Third, we did not have data concerning penicillin and cephalosporin use during follow-up other than the use of oral penicillin, amoxicillin, and amoxicillin plus clavulanic acid. This may have biased our combined penicillin and doxycycline data towards a null finding. Furthermore, some of the data on medication use was obtained from patient self-reports. Serologic testing was not performed in batches; thus, variation in laboratory test performance may have led to misclassifications of serologic failure. However, we expect this misclassification to be nondifferential across groups. Changes in RPR titers may be a manifestation of abnormal B cell dysregulation associated with HIV infection rather than with serologic failure [30
]. Our population represented a heterogeneous group with respect to HIV risk factors. Whether our findings would be generalizable to other populations is unknown. Finally, the number of RPR serologic tests was consistent among all patients, thus the potential for outcome identification bias (i.e., less frequent serologic testing among individuals with advanced immunosuppression may lead to fewer opportunities to detect serologic failure) was limited.

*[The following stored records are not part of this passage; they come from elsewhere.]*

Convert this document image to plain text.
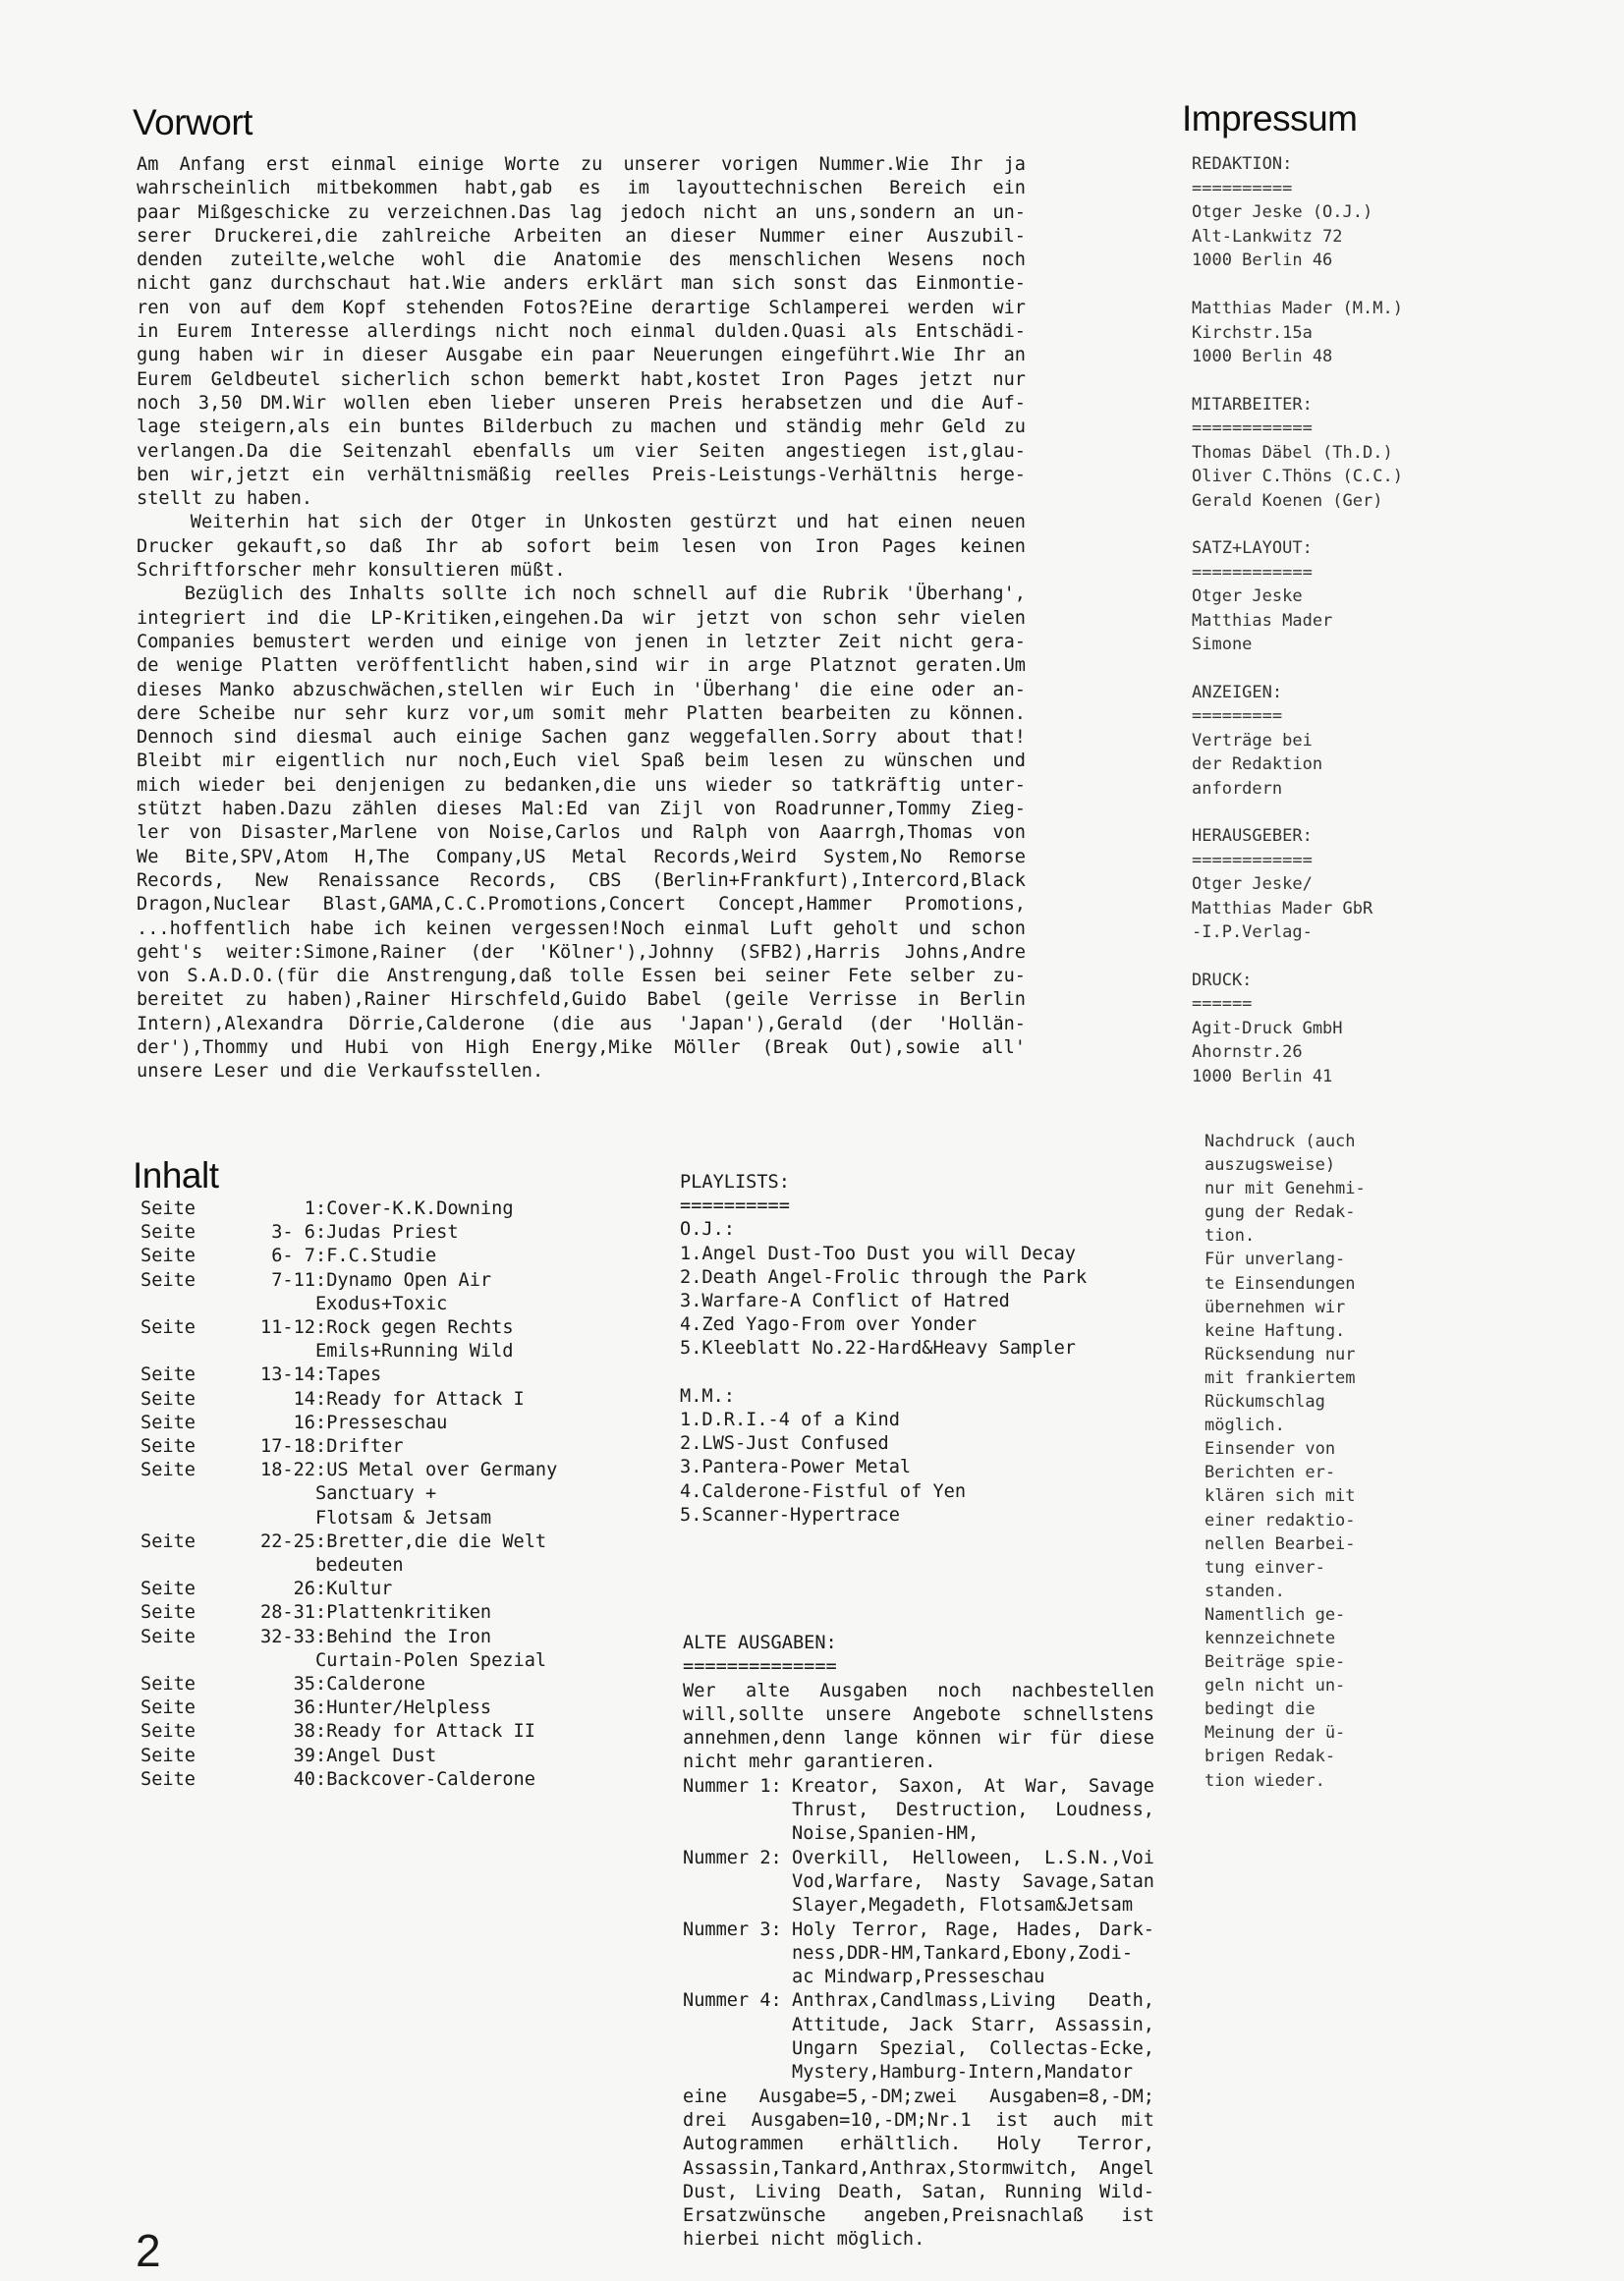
Vorwort
Am Anfang erst einmal einige Worte zu unserer vorigen Nummer.Wie Ihr ja
wahrscheinlich mitbekommen habt,gab es im layouttechnischen Bereich ein
paar Mißgeschicke zu verzeichnen.Das lag jedoch nicht an uns,sondern an un-
serer Druckerei,die zahlreiche Arbeiten an dieser Nummer einer Auszubil-
denden zuteilte,welche wohl die Anatomie des menschlichen Wesens noch
nicht ganz durchschaut hat.Wie anders erklärt man sich sonst das Einmontie-
ren von auf dem Kopf stehenden Fotos?Eine derartige Schlamperei werden wir
in Eurem Interesse allerdings nicht noch einmal dulden.Quasi als Entschädi-
gung haben wir in dieser Ausgabe ein paar Neuerungen eingeführt.Wie Ihr an
Eurem Geldbeutel sicherlich schon bemerkt habt,kostet Iron Pages jetzt nur
noch 3,50 DM.Wir wollen eben lieber unseren Preis herabsetzen und die Auf-
lage steigern,als ein buntes Bilderbuch zu machen und ständig mehr Geld zu
verlangen.Da die Seitenzahl ebenfalls um vier Seiten angestiegen ist,glau-
ben wir,jetzt ein verhältnismäßig reelles Preis-Leistungs-Verhältnis herge-
stellt zu haben.
Weiterhin hat sich der Otger in Unkosten gestürzt und hat einen neuen
Drucker gekauft,so daß Ihr ab sofort beim lesen von Iron Pages keinen
Schriftforscher mehr konsultieren müßt.
Bezüglich des Inhalts sollte ich noch schnell auf die Rubrik 'Überhang',
integriert ind die LP-Kritiken,eingehen.Da wir jetzt von schon sehr vielen
Companies bemustert werden und einige von jenen in letzter Zeit nicht gera-
de wenige Platten veröffentlicht haben,sind wir in arge Platznot geraten.Um
dieses Manko abzuschwächen,stellen wir Euch in 'Überhang' die eine oder an-
dere Scheibe nur sehr kurz vor,um somit mehr Platten bearbeiten zu können.
Dennoch sind diesmal auch einige Sachen ganz weggefallen.Sorry about that!
Bleibt mir eigentlich nur noch,Euch viel Spaß beim lesen zu wünschen und
mich wieder bei denjenigen zu bedanken,die uns wieder so tatkräftig unter-
stützt haben.Dazu zählen dieses Mal:Ed van Zijl von Roadrunner,Tommy Zieg-
ler von Disaster,Marlene von Noise,Carlos und Ralph von Aaarrgh,Thomas von
We Bite,SPV,Atom H,The Company,US Metal Records,Weird System,No Remorse
Records, New Renaissance Records, CBS (Berlin+Frankfurt),Intercord,Black
Dragon,Nuclear Blast,GAMA,C.C.Promotions,Concert Concept,Hammer Promotions,
...hoffentlich habe ich keinen vergessen!Noch einmal Luft geholt und schon
geht's weiter:Simone,Rainer (der 'Kölner'),Johnny (SFB2),Harris Johns,Andre
von S.A.D.O.(für die Anstrengung,daß tolle Essen bei seiner Fete selber zu-
bereitet zu haben),Rainer Hirschfeld,Guido Babel (geile Verrisse in Berlin
Intern),Alexandra Dörrie,Calderone (die aus 'Japan'),Gerald (der 'Hollän-
der'),Thommy und Hubi von High Energy,Mike Möller (Break Out),sowie all'
unsere Leser und die Verkaufsstellen.
Impressum
REDAKTION:
==========
Otger Jeske (O.J.)
Alt-Lankwitz 72
1000 Berlin 46

Matthias Mader (M.M.)
Kirchstr.15a
1000 Berlin 48
MITARBEITER:
============
Thomas Däbel (Th.D.)
Oliver C.Thöns (C.C.)
Gerald Koenen (Ger)
SATZ+LAYOUT:
============
Otger Jeske
Matthias Mader
Simone
ANZEIGEN:
=========
Verträge bei
der Redaktion
anfordern
HERAUSGEBER:
============
Otger Jeske/
Matthias Mader GbR
-I.P.Verlag-
DRUCK:
======
Agit-Druck GmbH
Ahornstr.26
1000 Berlin 41
Nachdruck (auch
auszugsweise)
nur mit Genehmi-
gung der Redak-
tion.
Für unverlang-
te Einsendungen
übernehmen wir
keine Haftung.
Rücksendung nur
mit frankiertem
Rückumschlag
möglich.
Einsender von
Berichten er-
klären sich mit
einer redaktio-
nellen Bearbei-
tung einver-
standen.
Namentlich ge-
kennzeichnete
Beiträge spie-
geln nicht un-
bedingt die
Meinung der ü-
brigen Redak-
tion wieder.
Inhalt
Seite	1 : Cover-K.K.Downing
Seite	3- 6 : Judas Priest
Seite	6- 7 : F.C.Studie
Seite	7-11 : Dynamo Open Air
Exodus+Toxic
Seite	11-12 : Rock gegen Rechts
Emils+Running Wild
Seite	13-14 : Tapes
Seite	14 : Ready for Attack I
Seite	16 : Presseschau
Seite	17-18 : Drifter
Seite	18-22 : US Metal over Germany
Sanctuary +
Flotsam & Jetsam
Seite	22-25 : Bretter,die die Welt
bedeuten
Seite	26 : Kultur
Seite	28-31 : Plattenkritiken
Seite	32-33 : Behind the Iron
Curtain-Polen Spezial
Seite	35 : Calderone
Seite	36 : Hunter/Helpless
Seite	38 : Ready for Attack II
Seite	39 : Angel Dust
Seite	40 : Backcover-Calderone
PLAYLISTS:
==========
O.J.:
1.Angel Dust-Too Dust you will Decay
2.Death Angel-Frolic through the Park
3.Warfare-A Conflict of Hatred
4.Zed Yago-From over Yonder
5.Kleeblatt No.22-Hard&Heavy Sampler

M.M.:
1.D.R.I.-4 of a Kind
2.LWS-Just Confused
3.Pantera-Power Metal
4.Calderone-Fistful of Yen
5.Scanner-Hypertrace
ALTE AUSGABEN:
==============
Wer alte Ausgaben noch nachbestellen will,sollte unsere Angebote schnellstens annehmen,denn lange können wir für diese nicht mehr garantieren.
Nummer 1: Kreator, Saxon, At War, Savage Thrust, Destruction, Loudness, Noise,Spanien-HM,
Nummer 2: Overkill, Helloween, L.S.N.,Voi Vod,Warfare, Nasty Savage,Satan Slayer,Megadeth, Flotsam&Jetsam
Nummer 3: Holy Terror, Rage, Hades, Dark-ness,DDR-HM,Tankard,Ebony,Zodi-ac Mindwarp,Presseschau
Nummer 4: Anthrax,Candlmass,Living Death, Attitude, Jack Starr, Assassin, Ungarn Spezial, Collectas-Ecke, Mystery,Hamburg-Intern,Mandator
eine Ausgabe=5,-DM;zwei Ausgaben=8,-DM; drei Ausgaben=10,-DM;Nr.1 ist auch mit Autogrammen erhältlich. Holy Terror, Assassin,Tankard,Anthrax,Stormwitch, Angel Dust, Living Death, Satan, Running Wild-Ersatzwünsche angeben,Preisnachlaß ist hierbei nicht möglich.
2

The interaction between syphilis and HIV infection is complex. In the future, a better understanding of the relationship between syphilis serologies and host immunity may help determine whether current treatment targets should be modified. Currently, the only difference in syphilis treatment recommendations between HIV-infected and non–HIV-infected patients is a more aggressive follow-up schedule for serologic testing in HIV-infected patients [29
]. Unfortunately, this is not always easy to achieve in clinical practice, because follow-up is often lacking [7
]. On the basis of our data, coupling the recommendation of more-frequent serologic follow-up of coinfected patients to aggressive HIV infection management—including the use of HAART and the use of macrolides for opportunistic infection prophylaxis, particularly among patients who are more severely immunosuppressed—may improve syphilis serologic responses.